Immuneffektorzell-assoziiertes Neurotoxizitätssyndrom
Synonym: ICANS
Englisch: immune effector cell-associated neurotoxicity syndrome
Definition
Das Immuneffektorzell-assoziierte Neurotoxizitätssyndrom, kurz ICANS, beschreibt einen Komplex heterogener neurologischer Symptome mit unterschiedlich starker Ausprägung, der typischerweise nach der Applikation von CAR-T-Zell-Therapien auftritt.[1]
Symptome
Das klinische Erscheinungsbild von ICANS ist sehr unterschiedlich und reicht von leichten Verlaufsformen bis hin zu einem rasch progredienten therapierefraktären fatalen Hirnödem. Mögliche Symptome sind:[1]
- Myoklonien
- Tremor
- Kopfschmerzen
- Halluzinationen
- Veränderungen des Schriftbildes
- Ataxie, Dysmetrie
- Sprachstörungen (Aphasie, Dysarthrie)
- Veränderungen des Gemütszustandes hirnorganisches Psychosyndrom
- kognitive Defizite, Denkstörungen
- Agitation, Delirium
- Vigilanzminderung
- sensomotorische Defizite
- Inkontinenz
- Epileptische Anfälle
- Hirnödem
Cave: Das Hirnödem ist zwar eine seltene Komplikation, es kann aber rapide verlaufen und innerhalb von 24 h zum Tod führen.
Pathophysiologie
Aktuell (09/2021) ist die Pathophysiologie des ICANS noch nicht vollständig verstanden. Dem Syndrom scheinen ähnliche Pathomechanismen zugrunde zu liegen wie dem Zytokin-Freisetzungssyndrom. Ursächlich ist eine Interleukin-6-vermittelte überschießende Freisetzung von Zytokinen, die zu einer endothelialen Dysfunktion führt und eine Störung der Blut-Hirn-Schranke verursacht. Dies löst eine Diffusion von Zytokinen (z.B. Interleukin-1, Interleukin-6, Interleukin-15) sowie eine verstärkte Migration von Entzündungszellen (v.a. myeloische Zellen und CAR-T-Zellen) ins ZNS aus.[1]
Erste präklinische Daten zeigen, dass die Interleukin-1-Ausschüttung myeloischer Zellen das Auftreten einer Neurotoxizität stark beeinflusst.

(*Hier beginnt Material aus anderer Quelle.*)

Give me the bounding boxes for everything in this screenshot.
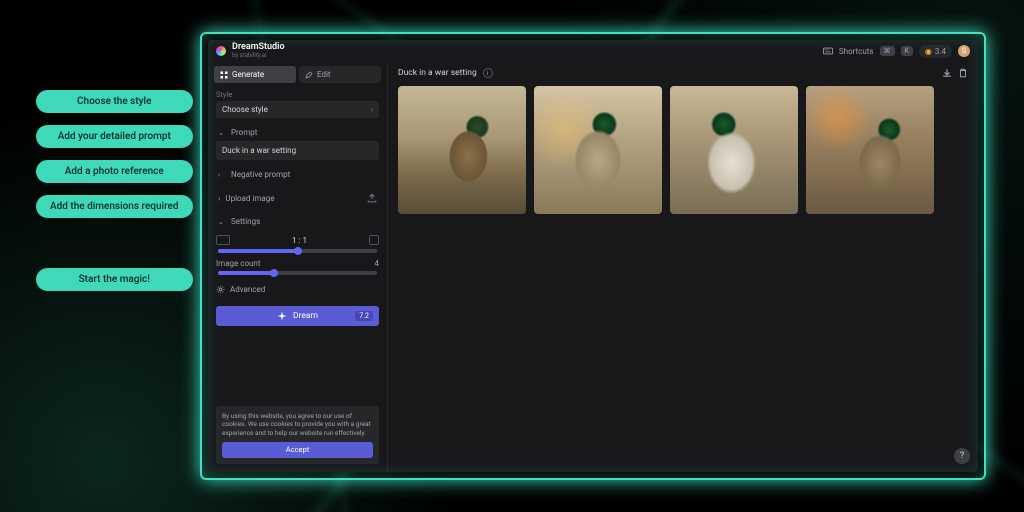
upload-icon[interactable] [367, 193, 377, 203]
chevron-down-icon: ⌄ [218, 218, 226, 226]
generated-image[interactable] [670, 86, 798, 214]
credits-value: 3.4 [935, 47, 946, 56]
callout-start: Start the magic! [36, 268, 193, 291]
callout-dimensions: Add the dimensions required [36, 195, 193, 218]
chevron-right-icon: › [218, 194, 220, 203]
settings-label: Settings [231, 217, 260, 226]
ratio-value: 1 : 1 [236, 236, 363, 245]
edit-icon [305, 71, 313, 79]
cookie-accept-button[interactable]: Accept [222, 442, 373, 458]
generated-image[interactable] [806, 86, 934, 214]
chevron-right-icon: › [218, 171, 226, 179]
image-count-slider[interactable] [218, 271, 377, 275]
shortcut-key: K [901, 46, 913, 56]
image-count-row: Image count 4 [216, 259, 379, 268]
cookie-banner: By using this website, you agree to our … [216, 406, 379, 464]
negative-section: › Negative prompt [208, 163, 387, 186]
content-header: Duck in a war setting i [398, 68, 968, 78]
result-prompt-title: Duck in a war setting [398, 68, 477, 78]
style-value: Choose style [222, 105, 268, 114]
content-area: Duck in a war setting i ? [388, 62, 978, 472]
ratio-square-icon[interactable] [369, 235, 379, 245]
logo-icon [216, 46, 226, 56]
slider-thumb[interactable] [270, 269, 278, 277]
tab-edit-label: Edit [317, 70, 331, 79]
slider-thumb[interactable] [294, 247, 302, 255]
image-count-label: Image count [216, 259, 260, 268]
tutorial-callouts: Choose the style Add your detailed promp… [36, 90, 193, 291]
grid-icon [220, 71, 228, 79]
aspect-ratio-row: 1 : 1 [216, 235, 379, 245]
settings-body: 1 : 1 Image count 4 [208, 233, 387, 302]
generated-image[interactable] [398, 86, 526, 214]
callout-prompt: Add your detailed prompt [36, 125, 193, 148]
sparkle-icon [277, 311, 287, 321]
settings-section: ⌄ Settings [208, 210, 387, 233]
mode-tabs: Generate Edit [208, 62, 387, 87]
callout-reference: Add a photo reference [36, 160, 193, 183]
brand-byline: by stability.ai [232, 53, 285, 60]
avatar[interactable]: S [958, 45, 970, 57]
prompt-section: ⌄ Prompt Duck in a war setting [208, 121, 387, 163]
shortcut-modifier: ⌘ [880, 46, 895, 56]
download-icon[interactable] [942, 68, 952, 78]
app-window: DreamStudio by stability.ai Shortcuts ⌘ … [208, 40, 978, 472]
info-icon[interactable]: i [483, 68, 493, 78]
prompt-input[interactable]: Duck in a war setting [216, 141, 379, 160]
upload-row[interactable]: › Upload image [216, 189, 379, 207]
settings-header[interactable]: ⌄ Settings [216, 213, 379, 230]
style-section: Style Choose style › [208, 87, 387, 121]
keyboard-icon [823, 47, 833, 55]
style-selector[interactable]: Choose style › [216, 101, 379, 118]
help-button[interactable]: ? [954, 448, 970, 464]
top-bar: DreamStudio by stability.ai Shortcuts ⌘ … [208, 40, 978, 62]
tab-edit[interactable]: Edit [299, 66, 381, 83]
negative-header[interactable]: › Negative prompt [216, 166, 379, 183]
tab-generate[interactable]: Generate [214, 66, 296, 83]
gear-icon [216, 285, 225, 294]
chevron-right-icon: › [371, 105, 373, 114]
shortcuts-label[interactable]: Shortcuts [839, 47, 874, 56]
ratio-wide-icon[interactable] [216, 235, 230, 245]
upload-section: › Upload image [208, 186, 387, 210]
credits-pill[interactable]: ◉ 3.4 [919, 45, 952, 58]
cookie-text: By using this website, you agree to our … [222, 412, 373, 437]
image-grid [398, 86, 968, 214]
advanced-header[interactable]: Advanced [216, 281, 379, 298]
chevron-down-icon: ⌄ [218, 129, 226, 137]
image-count-value: 4 [375, 259, 380, 268]
generated-image[interactable] [534, 86, 662, 214]
negative-label: Negative prompt [231, 170, 290, 179]
ratio-slider[interactable] [218, 249, 377, 253]
brand-block: DreamStudio by stability.ai [232, 43, 285, 59]
callout-style: Choose the style [36, 90, 193, 113]
dream-cost: 7.2 [355, 311, 373, 321]
advanced-label: Advanced [230, 285, 265, 294]
topbar-right: Shortcuts ⌘ K ◉ 3.4 S [823, 45, 970, 58]
prompt-header[interactable]: ⌄ Prompt [216, 124, 379, 141]
trash-icon[interactable] [958, 68, 968, 78]
sidebar: Generate Edit Style Choose style › [208, 62, 388, 472]
style-label: Style [216, 90, 379, 99]
upload-label: Upload image [225, 194, 274, 203]
tab-generate-label: Generate [232, 70, 264, 79]
coin-icon: ◉ [925, 47, 932, 56]
prompt-label: Prompt [231, 128, 257, 137]
dream-button[interactable]: Dream 7.2 [216, 306, 379, 326]
dream-label: Dream [293, 311, 318, 321]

Eine Interleukin-1-Rezeptorblockade könnte deshalb zukünftig einen therapeutischen Angriffspunkt zur Behandlung von ICANS bieten. Weiterhin zeigen RNASeq-Daten, dass zerebrale Perizyten geringe Mengen CD19 exprimieren. Dies könnte die Neurotoxizität von Anti-CD19-Therapien erklären.[1]
Diagnostik
ICANS ist eine Ausschlussdiagnose, weshalb eine ausführliche Diagnostik ratsam ist. Diese umfasst:[1]
Darüber hinaus ist der Immuneffektor-Zell-assoziierte Enzephalopathie-Score (ICE-Score) ein wichtiger Bestandteil der Diagnose des ICANS. Vor Beginn einer CAR-T-Zell-Therapie sollte deshalb ein Ausgangswert bestimmt werden, dessen Verlauf nach Applikation kontrolliert wird. Die Frequenz ist abhängig vom jeweiligen Patienten, empfohlen werden Kontrollen alle 12 h oder häufiger.[1]
Therapie
Die Therapie richtet sich nach dem Schweregrad des ICANS sowie dem jeweiligen ICE-Score. Initial werden Glukokortikoide eingesetzt. In der Zweitlinie kommen Anakinra und Siltuximab, in refraktären Fällen auch eine intrathekale Chemotherapie zum Einsatz.
Prophylaxe
Zur Vorbeugung des ICANS wird bei Hochrisikopatienten Levetiracetam eingesetzt.